Moreover, the PC version is catastrophic. It doesn’t even have resolution settings and looks like what it is: a mobile game stretched way too thin on a monitor.
Zack: I can’t play the PC version at the moment. It’s too dark and the map keeps breaking. But thanks to Blizzard for making a PC port so I don’t have to try to emulate it using Bluestacks. And yes, the zero dollar price helps me not to be too bothered by all these problems and shortcomings
John: It’s strange, given Blizzard’s PC origins, that the desktop version is so poor. Although it’s rather brazenly called a “beta”. Mmmmmhmmm, this product identical to the phone version is magically in beta now that it is on my PC? Hmmm…
Zack: It’s definitely a weird thing, but hopefully it gets better. Otherwise, the iPad version worked well for me, even with its touch controls. But ultimately, I keep wondering why this game broke some people online.
John: Oh, because there is the word “Diablo” involved. I remember writing in 2011 how heinous it was for Blizzard to impose permanent internet requirements on Diablo III, and was roasted online for my dissent. Then the game comes out and I say I’m having fun and also being harassed.

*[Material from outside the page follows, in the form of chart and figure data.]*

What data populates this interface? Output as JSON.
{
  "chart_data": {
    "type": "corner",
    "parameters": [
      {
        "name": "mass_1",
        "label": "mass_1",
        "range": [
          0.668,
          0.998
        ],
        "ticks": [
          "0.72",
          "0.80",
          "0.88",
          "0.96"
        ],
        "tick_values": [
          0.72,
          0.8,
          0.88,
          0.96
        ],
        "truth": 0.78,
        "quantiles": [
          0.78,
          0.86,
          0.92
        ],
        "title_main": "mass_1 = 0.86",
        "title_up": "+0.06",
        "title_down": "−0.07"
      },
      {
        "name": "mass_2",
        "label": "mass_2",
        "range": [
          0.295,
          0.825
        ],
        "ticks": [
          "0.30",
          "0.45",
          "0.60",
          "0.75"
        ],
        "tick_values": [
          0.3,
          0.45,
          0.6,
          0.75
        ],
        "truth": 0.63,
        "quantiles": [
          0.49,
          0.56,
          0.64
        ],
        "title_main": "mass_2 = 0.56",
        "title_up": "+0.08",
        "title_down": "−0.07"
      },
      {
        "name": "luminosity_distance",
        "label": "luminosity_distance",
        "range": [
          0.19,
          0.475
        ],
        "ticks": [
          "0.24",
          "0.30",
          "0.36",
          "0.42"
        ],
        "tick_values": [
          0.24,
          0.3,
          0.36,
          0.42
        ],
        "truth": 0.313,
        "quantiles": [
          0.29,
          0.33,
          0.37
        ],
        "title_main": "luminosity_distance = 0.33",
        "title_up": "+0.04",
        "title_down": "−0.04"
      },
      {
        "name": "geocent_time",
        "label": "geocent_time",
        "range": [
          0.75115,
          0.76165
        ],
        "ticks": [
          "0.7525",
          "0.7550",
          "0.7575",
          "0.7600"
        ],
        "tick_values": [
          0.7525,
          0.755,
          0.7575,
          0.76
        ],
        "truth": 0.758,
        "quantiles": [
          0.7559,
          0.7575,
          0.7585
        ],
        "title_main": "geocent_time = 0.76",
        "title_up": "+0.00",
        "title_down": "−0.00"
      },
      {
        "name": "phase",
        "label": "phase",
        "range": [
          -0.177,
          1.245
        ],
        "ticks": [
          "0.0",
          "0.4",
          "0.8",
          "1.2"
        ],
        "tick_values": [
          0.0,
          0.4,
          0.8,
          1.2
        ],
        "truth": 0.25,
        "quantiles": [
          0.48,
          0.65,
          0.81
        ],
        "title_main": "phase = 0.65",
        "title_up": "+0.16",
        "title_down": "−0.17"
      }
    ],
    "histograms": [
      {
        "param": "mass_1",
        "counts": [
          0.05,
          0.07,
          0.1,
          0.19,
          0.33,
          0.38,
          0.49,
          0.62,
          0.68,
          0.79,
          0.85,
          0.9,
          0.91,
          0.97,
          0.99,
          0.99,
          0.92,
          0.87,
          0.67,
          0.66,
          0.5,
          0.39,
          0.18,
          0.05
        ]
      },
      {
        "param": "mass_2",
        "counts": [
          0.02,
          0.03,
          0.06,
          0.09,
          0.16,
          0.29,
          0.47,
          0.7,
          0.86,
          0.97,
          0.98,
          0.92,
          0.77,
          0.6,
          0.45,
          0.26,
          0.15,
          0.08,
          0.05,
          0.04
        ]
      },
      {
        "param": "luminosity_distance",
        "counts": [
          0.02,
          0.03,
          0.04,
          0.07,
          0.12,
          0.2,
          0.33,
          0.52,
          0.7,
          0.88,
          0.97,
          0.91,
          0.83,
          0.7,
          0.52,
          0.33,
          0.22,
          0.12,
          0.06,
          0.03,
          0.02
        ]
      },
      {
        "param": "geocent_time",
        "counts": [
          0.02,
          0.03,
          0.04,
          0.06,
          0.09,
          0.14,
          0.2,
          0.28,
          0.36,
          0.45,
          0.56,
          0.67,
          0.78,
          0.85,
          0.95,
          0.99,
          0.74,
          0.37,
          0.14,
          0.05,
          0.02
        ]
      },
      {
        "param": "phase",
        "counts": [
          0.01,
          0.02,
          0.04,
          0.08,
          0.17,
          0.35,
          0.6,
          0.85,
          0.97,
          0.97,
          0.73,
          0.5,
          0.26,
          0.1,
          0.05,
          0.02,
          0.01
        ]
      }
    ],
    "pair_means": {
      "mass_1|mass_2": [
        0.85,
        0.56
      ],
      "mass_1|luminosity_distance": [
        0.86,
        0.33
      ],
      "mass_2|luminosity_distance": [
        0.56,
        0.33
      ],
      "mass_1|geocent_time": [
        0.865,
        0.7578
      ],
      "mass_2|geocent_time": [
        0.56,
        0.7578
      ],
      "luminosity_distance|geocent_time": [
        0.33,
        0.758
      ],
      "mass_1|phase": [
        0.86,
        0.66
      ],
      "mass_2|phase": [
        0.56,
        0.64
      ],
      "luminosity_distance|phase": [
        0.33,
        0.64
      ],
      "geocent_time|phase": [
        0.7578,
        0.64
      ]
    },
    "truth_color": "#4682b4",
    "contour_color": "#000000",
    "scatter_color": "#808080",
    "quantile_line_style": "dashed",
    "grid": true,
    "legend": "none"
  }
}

Zack: Yeah. I think Diablo tends, ironically, to drive people crazy. And I’ll admit that if it was the only one Diablo game that we knew Blizzard was working on, I would be a little sad. But Diablo IV arrived. We have seen it. So I just don’t understand the strange army of angry fans who seem bent on attacking people who love Immortal.
John: But is it? Will it ever be really go out, Diablo IV? Is that okay? Also, if Blizzard hadn’t wasted all their time making this great free mobile game, they would have ended up Diablo IV over 40 years ago!
Zack: Well, the future of Diablo, the next game and what happens next could be the perfect reason to do another VGchat. However, seeing as you’re British, the sarcasm is starting to seep into this current chat, so I think we should wrap it up.
And also, to answer your sarcastic question, I guess Diablo IV will one day be finished and released simply because the Diablo the brand is…Immortal!
John: I feel good that I ironically mocked people who haven’t read this far and are already leaving their comments, rather than acknowledging your terrible “joke”.